I am a great admirer of Kahneman. Trained as a psychologist, along with his co-Laureate Vernon Smith, he more or less created experimental and applied behavioural economics. He had the extraordinary idea (!) that instead of theorising a priori about how ‘rational’ people ought to behave, we should observe how people really do behave.

His work shows that, in general, people do not behave as the model of Rational Economic Person says they should. His Nobel lecture is very accessible, written in English, and is available here at concludes that ‘people reason poorly and act intuitively’.

Yet despite his scientific standing, economic theory has so far made very little use of his results. Theoretical journals are still replete with articles full of calculus, in which agents (economist-speak for ‘people’) are reasoning very well, and taking the ‘optimal’ decision.

So there is a schizophrenia in the profession of economics. Nobel prizes are awarded to people whose work shows empirically that in general people do not optimise. Theoretical work carries on in the same old way, assuming that they do.

Why is this? Perhaps Kahneman’s own work gives us an insight. He distinguishes between System 1 and System 2 thinking. System 1 is when the brain is almost on autopilot. He illustrated this in his talk last night. ‘If I mention the word “vomit”, your brain reacts. If I ask “what is 2 plus 2?”, the answer comes in your mind automatically’. System 2 thinking requires much more effort – most people, he said, cannot multiply 24 and 17 whilst at the same time negotiating a right turn in heavy traffic.

Actually, I guess that most economists *could* do this. Many of them could even carry out the maths required to optimise a particular function at the same time!
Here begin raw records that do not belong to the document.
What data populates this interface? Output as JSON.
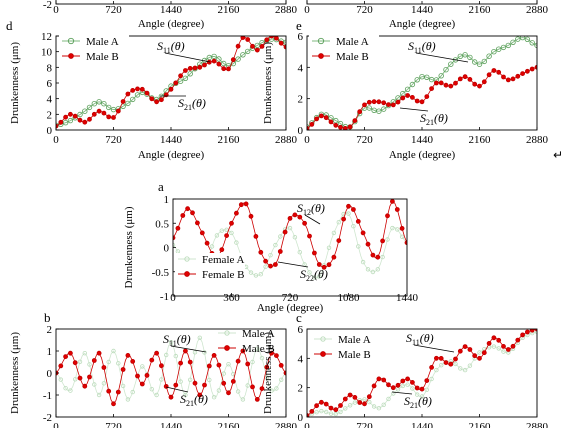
{
  "return_glyph": "↵",
  "chart_data": [
    {
      "id": "top-left",
      "panel_label": "",
      "type": "line",
      "xlabel": "Angle (degree)",
      "ylabel": "",
      "xlim": [
        0,
        2880
      ],
      "ylim": [
        -2,
        2
      ],
      "xticks": [
        "0",
        "720",
        "1440",
        "2160",
        "2880"
      ],
      "yticks": [
        "-2"
      ],
      "series": [],
      "annotations": []
    },
    {
      "id": "top-right",
      "panel_label": "",
      "type": "line",
      "xlabel": "Angle (degree)",
      "ylabel": "",
      "xlim": [
        0,
        2880
      ],
      "ylim": [
        0,
        6
      ],
      "xticks": [
        "0",
        "720",
        "1440",
        "2160",
        "2880"
      ],
      "yticks": [],
      "series": [],
      "annotations": []
    },
    {
      "id": "d",
      "panel_label": "d",
      "type": "line",
      "xlabel": "Angle (degree)",
      "ylabel": "Drunkenness (μm)",
      "xlim": [
        0,
        2880
      ],
      "ylim": [
        0,
        12
      ],
      "xticks": [
        "0",
        "720",
        "1440",
        "2160",
        "2880"
      ],
      "yticks": [
        "0",
        "2",
        "4",
        "6",
        "8",
        "10",
        "12"
      ],
      "series": [
        {
          "name": "Male A",
          "style": "green-open",
          "x": [
            0,
            180,
            360,
            540,
            720,
            900,
            1080,
            1260,
            1440,
            1620,
            1800,
            1980,
            2160,
            2340,
            2520,
            2700,
            2880
          ],
          "values": [
            0.6,
            1.2,
            2.4,
            3.6,
            2.6,
            3.4,
            4.8,
            3.9,
            5.6,
            6.6,
            8.4,
            9.4,
            8.2,
            9.6,
            10.8,
            11.6,
            11.2
          ]
        },
        {
          "name": "Male B",
          "style": "red-filled",
          "x": [
            0,
            180,
            360,
            540,
            720,
            900,
            1080,
            1260,
            1440,
            1620,
            1800,
            1980,
            2160,
            2340,
            2520,
            2700,
            2880
          ],
          "values": [
            0.5,
            2.0,
            1.0,
            2.4,
            1.6,
            4.6,
            5.2,
            3.6,
            5.2,
            7.6,
            8.0,
            8.8,
            7.8,
            11.8,
            10.2,
            12.0,
            10.6
          ]
        }
      ],
      "annotations": [
        {
          "main": "S",
          "sub": "11",
          "tail": "(θ)"
        },
        {
          "main": "S",
          "sub": "21",
          "tail": "(θ)"
        }
      ]
    },
    {
      "id": "e",
      "panel_label": "e",
      "type": "line",
      "xlabel": "Angle (degree)",
      "ylabel": "Drunkenness (μm)",
      "xlim": [
        0,
        2880
      ],
      "ylim": [
        0,
        6
      ],
      "xticks": [
        "0",
        "720",
        "1440",
        "2160",
        "2880"
      ],
      "yticks": [
        "0",
        "2",
        "4",
        "6"
      ],
      "series": [
        {
          "name": "Male A",
          "style": "green-open",
          "x": [
            0,
            180,
            360,
            540,
            720,
            900,
            1080,
            1260,
            1440,
            1620,
            1800,
            1980,
            2160,
            2340,
            2520,
            2700,
            2880
          ],
          "values": [
            0.2,
            1.0,
            0.6,
            0.2,
            1.4,
            1.2,
            1.8,
            2.6,
            3.4,
            3.2,
            4.2,
            4.8,
            4.2,
            5.0,
            5.4,
            5.9,
            5.4
          ]
        },
        {
          "name": "Male B",
          "style": "red-filled",
          "x": [
            0,
            180,
            360,
            540,
            720,
            900,
            1080,
            1260,
            1440,
            1620,
            1800,
            1980,
            2160,
            2340,
            2520,
            2700,
            2880
          ],
          "values": [
            0.1,
            0.9,
            0.3,
            0.2,
            1.6,
            1.8,
            1.6,
            2.2,
            1.8,
            3.0,
            2.8,
            3.4,
            2.8,
            3.8,
            3.2,
            3.6,
            4.0
          ]
        }
      ],
      "annotations": [
        {
          "main": "S",
          "sub": "11",
          "tail": "(θ)"
        },
        {
          "main": "S",
          "sub": "21",
          "tail": "(θ)"
        }
      ]
    },
    {
      "id": "a",
      "panel_label": "a",
      "type": "line",
      "xlabel": "Angle (degree)",
      "ylabel": "Drunkenness (μm)",
      "xlim": [
        0,
        1440
      ],
      "ylim": [
        -1,
        1
      ],
      "xticks": [
        "0",
        "360",
        "720",
        "1080",
        "1440"
      ],
      "yticks": [
        "-1",
        "-0.5",
        "0",
        "0.5",
        "1"
      ],
      "series": [
        {
          "name": "Female A",
          "style": "green-faint",
          "x": [
            0,
            90,
            180,
            270,
            360,
            450,
            540,
            630,
            720,
            810,
            900,
            990,
            1080,
            1170,
            1260,
            1350,
            1440
          ],
          "values": [
            0.05,
            -0.4,
            -0.5,
            0.25,
            0.3,
            -0.4,
            -0.55,
            0.05,
            0.4,
            -0.35,
            -0.6,
            0.3,
            0.7,
            -0.3,
            -0.45,
            0.4,
            0.1
          ]
        },
        {
          "name": "Female B",
          "style": "red-filled",
          "x": [
            0,
            90,
            180,
            270,
            360,
            450,
            540,
            630,
            720,
            810,
            900,
            990,
            1080,
            1170,
            1260,
            1350,
            1440
          ],
          "values": [
            0.2,
            0.8,
            0.3,
            -0.2,
            0.5,
            0.9,
            -0.1,
            -0.35,
            0.6,
            0.5,
            -0.35,
            -0.2,
            0.85,
            0.3,
            -0.2,
            0.95,
            0.1
          ]
        }
      ],
      "annotations": [
        {
          "main": "S",
          "sub": "12",
          "tail": "(θ)"
        },
        {
          "main": "S",
          "sub": "22",
          "tail": "(θ)"
        }
      ]
    },
    {
      "id": "b",
      "panel_label": "b",
      "type": "line",
      "xlabel": "",
      "ylabel": "Drunkenness (μm)",
      "xlim": [
        0,
        2880
      ],
      "ylim": [
        -2,
        2
      ],
      "xticks": [
        "0",
        "720",
        "1440",
        "2160",
        "2880"
      ],
      "yticks": [
        "-2",
        "-1",
        "0",
        "1",
        "2"
      ],
      "series": [
        {
          "name": "Male A",
          "style": "green-faint",
          "x": [
            0,
            180,
            360,
            540,
            720,
            900,
            1080,
            1260,
            1440,
            1620,
            1800,
            1980,
            2160,
            2340,
            2520,
            2700,
            2880
          ],
          "values": [
            0.0,
            -0.8,
            0.9,
            -1.0,
            1.0,
            -1.2,
            0.3,
            -1.0,
            1.4,
            -1.0,
            1.6,
            -1.1,
            0.4,
            -1.2,
            1.1,
            -0.8,
            0.0
          ]
        },
        {
          "name": "Male B",
          "style": "red-filled",
          "x": [
            0,
            180,
            360,
            540,
            720,
            900,
            1080,
            1260,
            1440,
            1620,
            1800,
            1980,
            2160,
            2340,
            2520,
            2700,
            2880
          ],
          "values": [
            0.0,
            0.9,
            -0.6,
            0.9,
            -1.4,
            0.8,
            -0.5,
            0.9,
            -1.1,
            1.0,
            -1.0,
            0.8,
            -0.9,
            1.0,
            -1.2,
            0.9,
            0.0
          ]
        }
      ],
      "annotations": [
        {
          "main": "S",
          "sub": "11",
          "tail": "(θ)"
        },
        {
          "main": "S",
          "sub": "21",
          "tail": "(θ)"
        }
      ]
    },
    {
      "id": "c",
      "panel_label": "c",
      "type": "line",
      "xlabel": "",
      "ylabel": "Drunkenness (μm)",
      "xlim": [
        0,
        2880
      ],
      "ylim": [
        0,
        6
      ],
      "xticks": [
        "0",
        "720",
        "1440",
        "2160",
        "2880"
      ],
      "yticks": [
        "0",
        "2",
        "4",
        "6"
      ],
      "series": [
        {
          "name": "Male A",
          "style": "green-faint",
          "x": [
            0,
            180,
            360,
            540,
            720,
            900,
            1080,
            1260,
            1440,
            1620,
            1800,
            1980,
            2160,
            2340,
            2520,
            2700,
            2880
          ],
          "values": [
            0.1,
            0.4,
            0.2,
            0.8,
            1.2,
            0.6,
            1.6,
            2.2,
            1.4,
            3.2,
            3.8,
            3.2,
            4.4,
            4.8,
            4.4,
            5.4,
            5.8
          ]
        },
        {
          "name": "Male B",
          "style": "red-filled",
          "x": [
            0,
            180,
            360,
            540,
            720,
            900,
            1080,
            1260,
            1440,
            1620,
            1800,
            1980,
            2160,
            2340,
            2520,
            2700,
            2880
          ],
          "values": [
            0.1,
            1.0,
            0.5,
            1.5,
            0.9,
            2.6,
            2.0,
            2.6,
            1.9,
            4.0,
            3.6,
            4.8,
            4.0,
            5.4,
            4.6,
            5.6,
            6.0
          ]
        }
      ],
      "annotations": [
        {
          "main": "S",
          "sub": "11",
          "tail": "(θ)"
        },
        {
          "main": "S",
          "sub": "21",
          "tail": "(θ)"
        }
      ]
    }
  ]
}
In other words, economists are so steeped in calculus, they have performed these mathematical operations so many time, that for them, the maths of calculus has become System 1 thinking.

So when economists approach a problem it has become second nature to write down some functions and to maximise (or minimise) them. It is as instinctive as adding 2 and 2 is for more normal people.

But Kahneman’s empirical insights require hard System 2 thinking. You are trying to understand a particular problem. Well, exactly how do agents behave in this situation? What rules are they following, how do we translate them into maths, can we solve the resulting equations or do we need numerical solutions?

In short, it is much harder to do Kahneman-inspired theory than it is to maximise a utility function. In economic theory, System 1 thinking rules!